Atlanta readers of our blog may have read about the recent indictments being issued in multiple fraud cases and how this may speed up a trial. However, some readers may be unsure of what that actually means and why this is so. According to one news source, an indictment is issued by a grand jury. Again, the term grand jury is misleading because a grand jury does not actually decide on someone’s guilt or innocence. Rather, a grand jury decides whether to pursue charges against an individual or not.
Usually, only the prosecutor is present in front of the grand jury members of 23 people. After explaining the relevant law to the grand jury, the prosecutor works with them to collect evidence and listen to testimony.
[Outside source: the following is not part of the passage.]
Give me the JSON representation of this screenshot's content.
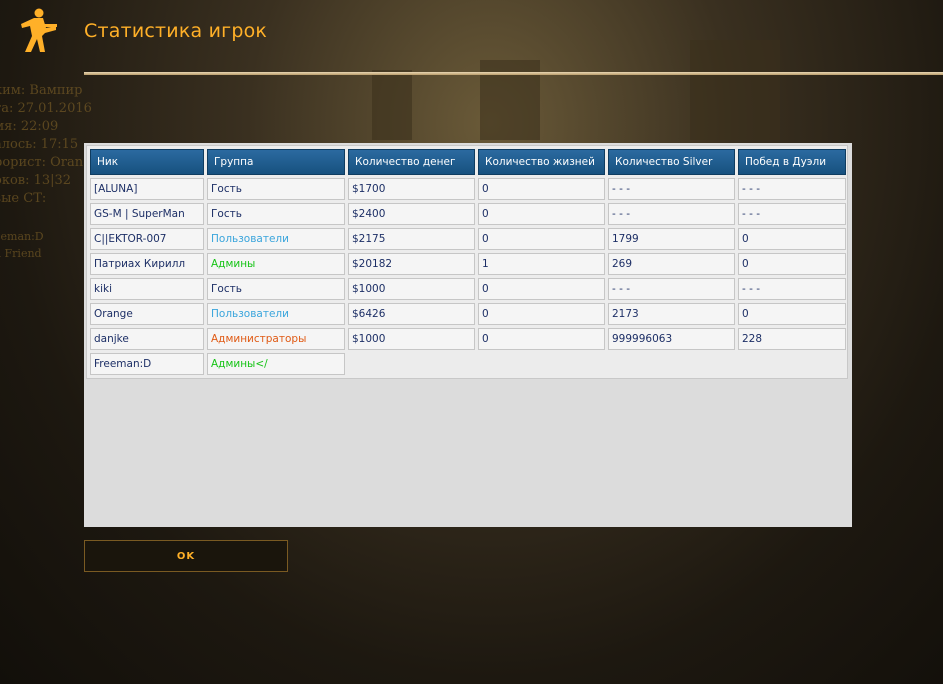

A grand jury can view almost any evidence they wish to and are not subjected to the same rules of admissibility as a normal jury. Grand jury proceedings are conducted in confidentiality, which protects the accused, if the case does not end up going to trial.
If a grand jury decides to indict, the subsequent trial usually takes place faster. This is because the prosecutor no longer has to demonstrate to a trial judge that they have enough evidence to pursue a case. The prosecutor can skip directly to the trial stage. The prosecutor can still pursue the case, if the grand jury does not indict, but the decision of the grand jury serves as a test run for the actual trial.
Depending on the scope of the case, the case may end up going through the legal system faster, and, therefore, Atlanta residents facing criminal charges may want to consider their legal options as soon as possible and work aggressively to fend off the charges.